A few years before all this hubbub in Iowa, U.S. Supreme Court Justice Sandra Day O'Connor stood up and called all this harping about "activist judges" pure poppycock. "That seemed to be a mantra of some kind," she told CNN of the disingenuous description. Just because a judge thinks you are wrong about something, it doesn't mean she's passing out pamphlets on the subway or phone banking on weekends. It's her job to make a call on matters of disagreement.
O'Connor takes umbrage at the twisting of "activist," but she also feels strongly about another word ravaged by time: "feminist." "I never did [call myself a feminist]," she's said. "I care very much about women and their progress. I didn't go march in the streets, but when I was in the Arizona legislature, one of the things that I did was to examine every single statute in the state of Arizona to pick out the ones that discriminated against women and get them changed."
So, fighting for women doesn't make her a feminist, nor does serving as the first female Supreme Court justice? Seems strange. I consider myself a feminist, because I care about women, value their equality to men, find misogyny insufferable, and will not stand for bias.
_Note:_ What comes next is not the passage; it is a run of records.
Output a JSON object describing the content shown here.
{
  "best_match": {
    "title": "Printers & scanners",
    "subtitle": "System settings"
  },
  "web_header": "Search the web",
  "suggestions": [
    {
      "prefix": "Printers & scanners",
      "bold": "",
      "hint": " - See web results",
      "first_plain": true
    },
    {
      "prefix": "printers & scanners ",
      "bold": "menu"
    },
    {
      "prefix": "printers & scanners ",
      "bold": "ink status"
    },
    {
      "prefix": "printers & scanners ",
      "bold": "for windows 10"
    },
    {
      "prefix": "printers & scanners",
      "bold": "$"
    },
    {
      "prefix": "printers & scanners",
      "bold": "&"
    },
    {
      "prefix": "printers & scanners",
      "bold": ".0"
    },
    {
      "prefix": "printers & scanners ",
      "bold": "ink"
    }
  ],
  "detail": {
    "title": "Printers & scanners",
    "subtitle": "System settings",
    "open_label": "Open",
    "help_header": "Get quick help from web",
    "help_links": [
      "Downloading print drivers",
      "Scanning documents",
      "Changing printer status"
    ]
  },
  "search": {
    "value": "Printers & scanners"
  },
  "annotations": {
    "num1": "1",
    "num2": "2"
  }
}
Could it be easier in this day and age for a man to declare himself a feminist than for a woman? Maybe women believe if they say that word, they'll have to have to read The Feminine Mystique, have a Skype meeting with Gloria Steinem, and cancel their bikini wax. Seems a lot of powerful women are scared shitless of that word: Madonna, Marissa Mayer, even Lady Gaga, who equates it with hating men (oy).
Get Gaga out of space and get her on the phone with Marianne Schnall, the founder of Feminist.com and the author of the just-released book What Will It Take to Make a Woman President?
"I think we often get too hung up on words, on linguistics," Schnall tells me. "There are many people who refuse to call themselves 'feminist' when they clearly are, based on their behavior, actions, and beliefs, or when presented with the dictionary definition of that word. Some words, like 'feminist,' do carry baggage or misconceptions, but it is up to us to redefine it by how and when we use it. As for people having an issue with words like 'activist,' I think that is because being an activist has at times sounded like it needed to be a full-time vocation or having a strident attitude rather than what it is to me: a basic intention to work towards positive change on issues you care about in whatever ways one feels called to do. From my perspective, people today, including and especially young people, are more active and less complacent than ever. It doesn't ultimately matter what they call themselves -- advocate, activist, whatever -- as long as we feel both individually and collectively that we are part of a movement against injustice and for creating positive change."
Being an activist or a feminist is commendable, and anyone should be proud to declare themselves as such. So what if dudes might think you don't shave your pits or your boyfriend imagines you screaming at people on the street and writing manifestos until sunrise? Being unthreatening is not sexy; shaking things up is. Now excuse me as I petition for The Advocate's name to change to The Shrill Super-Gay Feminist Activist Pain in the Ass.